1912年 辛亥革命、中華民国成立、袁世凱(中華民国の臨時大総統)
1916年 袁世凱死去
1919年 中国国民党(孫文)
1921年 孫文、広州に革命政府を樹立(後の国民政府)北伐開始、中国共産党全国代表大会
1924年 第一次国共合作
1925年 広東国民政府 (主席 汪兆銘)
1926年 中山艦事件(蒋介石の台頭)第1次北伐(北京・張作霖) 【第1次山東出兵】
1927年 南京事件(蒋介石の北伐軍が起こした外国領事館と居留民に対する暴虐事件、コミンテルンの関与)、上海クーデター(中国国民党の武漢と南京分立)、南京国民政府
1926年 武漢国民政府(主席 汪兆銘、1927年9月に武漢政府は南京政府に統合)
1928年 第2次北伐、【第2次山東出兵、張作霖爆殺事件】、
1928年~1932年 南京国民政府(成立時の主席 蒋介石)
1929年 蒋桂戦争、ソ連邦満州に侵攻し(中東路事件)東清鉄道の権益を確保
1930年 中原大戦、北平国民政府(主席 閻錫山)
1931年 ゾルゲ上海に上陸
      中華ソビエト共和国臨時政府、広州国民政府(主席 汪兆銘)、満州事変
1932年 満州国成立、上海事変
1932年~1949年 新南京国民政府 (広州南京合作。

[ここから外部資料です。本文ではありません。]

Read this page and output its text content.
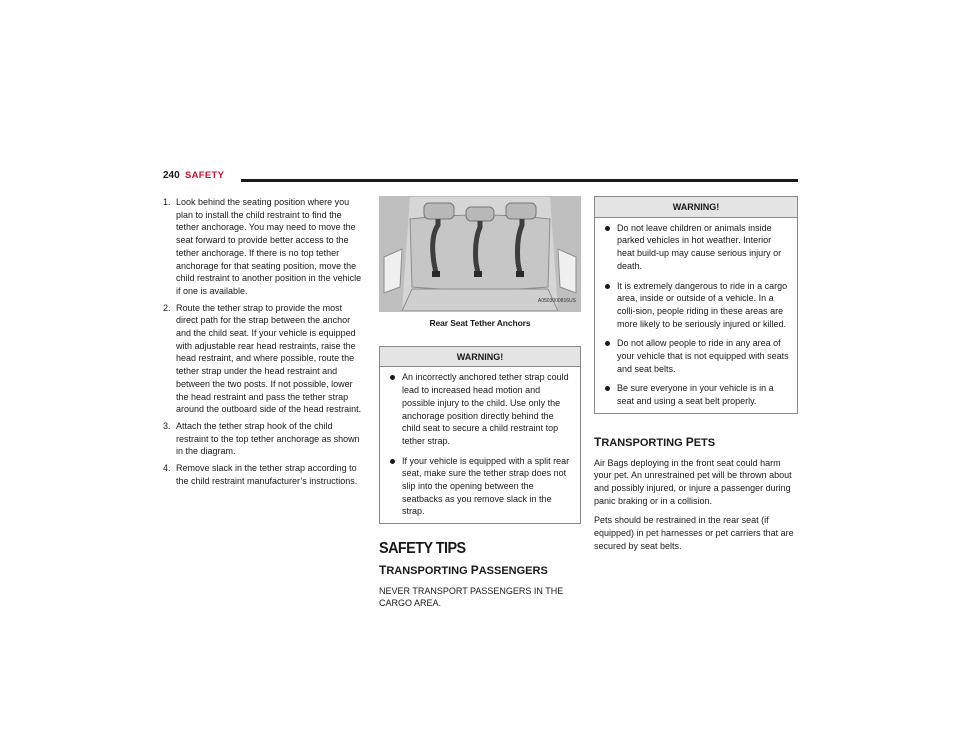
240 SAFETY
1. Look behind the seating position where you plan to install the child restraint to find the tether anchorage. You may need to move the seat forward to provide better access to the tether anchorage. If there is no top tether anchorage for that seating position, move the child restraint to another position in the vehicle if one is available.
2. Route the tether strap to provide the most direct path for the strap between the anchor and the child seat. If your vehicle is equipped with adjustable rear head restraints, raise the head restraint, and where possible, route the tether strap under the head restraint and between the two posts. If not possible, lower the head restraint and pass the tether strap around the outboard side of the head restraint.
3. Attach the tether strap hook of the child restraint to the top tether anchorage as shown in the diagram.
4. Remove slack in the tether strap according to the child restraint manufacturer’s instructions.
A0503000816US
Rear Seat Tether Anchors
WARNING!
An incorrectly anchored tether strap could lead to increased head motion and possible injury to the child. Use only the anchorage position directly behind the child seat to secure a child restraint top tether strap.
If your vehicle is equipped with a split rear seat, make sure the tether strap does not slip into the opening between the seatbacks as you remove slack in the strap.
SAFETY TIPS
TRANSPORTING PASSENGERS
NEVER TRANSPORT PASSENGERS IN THE CARGO AREA.
WARNING!
Do not leave children or animals inside parked vehicles in hot weather. Interior heat build-up may cause serious injury or death.
It is extremely dangerous to ride in a cargo area, inside or outside of a vehicle. In a colli-sion, people riding in these areas are more likely to be seriously injured or killed.
Do not allow people to ride in any area of your vehicle that is not equipped with seats and seat belts.
Be sure everyone in your vehicle is in a seat and using a seat belt properly.
TRANSPORTING PETS
Air Bags deploying in the front seat could harm your pet. An unrestrained pet will be thrown about and possibly injured, or injure a passenger during panic braking or in a collision.
Pets should be restrained in the rear seat (if equipped) in pet harnesses or pet carriers that are secured by seat belts.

成立時の主席 林森)
1937年 日中戦争

北伐.jpgWikipedia

 この地図を見ると一目瞭然、当時の中国は群雄割拠の時代です。中国の政府といっても、南京政府の行政区域は地図上の青い部分だけで、満州は張学良、山西省は閻錫山、陝西省・寧夏等は馮玉祥、広東省・広西等の南部は李宗仁、雲南省は竜雲など軍閥が支配し中国共産党まであるわけです。 これに列強の権益が交差し、当時の中国は紛争の坩堝と化しています。日本は日露戦争(ポーツマス条約)の結果ロシアから東清鉄道の一部と鉄道付属地での独占的行政権を与えられており、大連、奉天、長春に橋頭堡を築き、ロシアは旅順と大連、ドイツは膠州湾、フランスは広州湾、イギリスは九竜半島と威海衛を租借しています。
 ゾルゲは中国の正統的政権たる南京政府とそれをとりまく軍閥、中国を蚕食している日本、ドイツ、フランス、イギリス、中国に利権を確保しようとするアメリカに眼を配り、モスクワのために諜報活動を行ったのでしょう。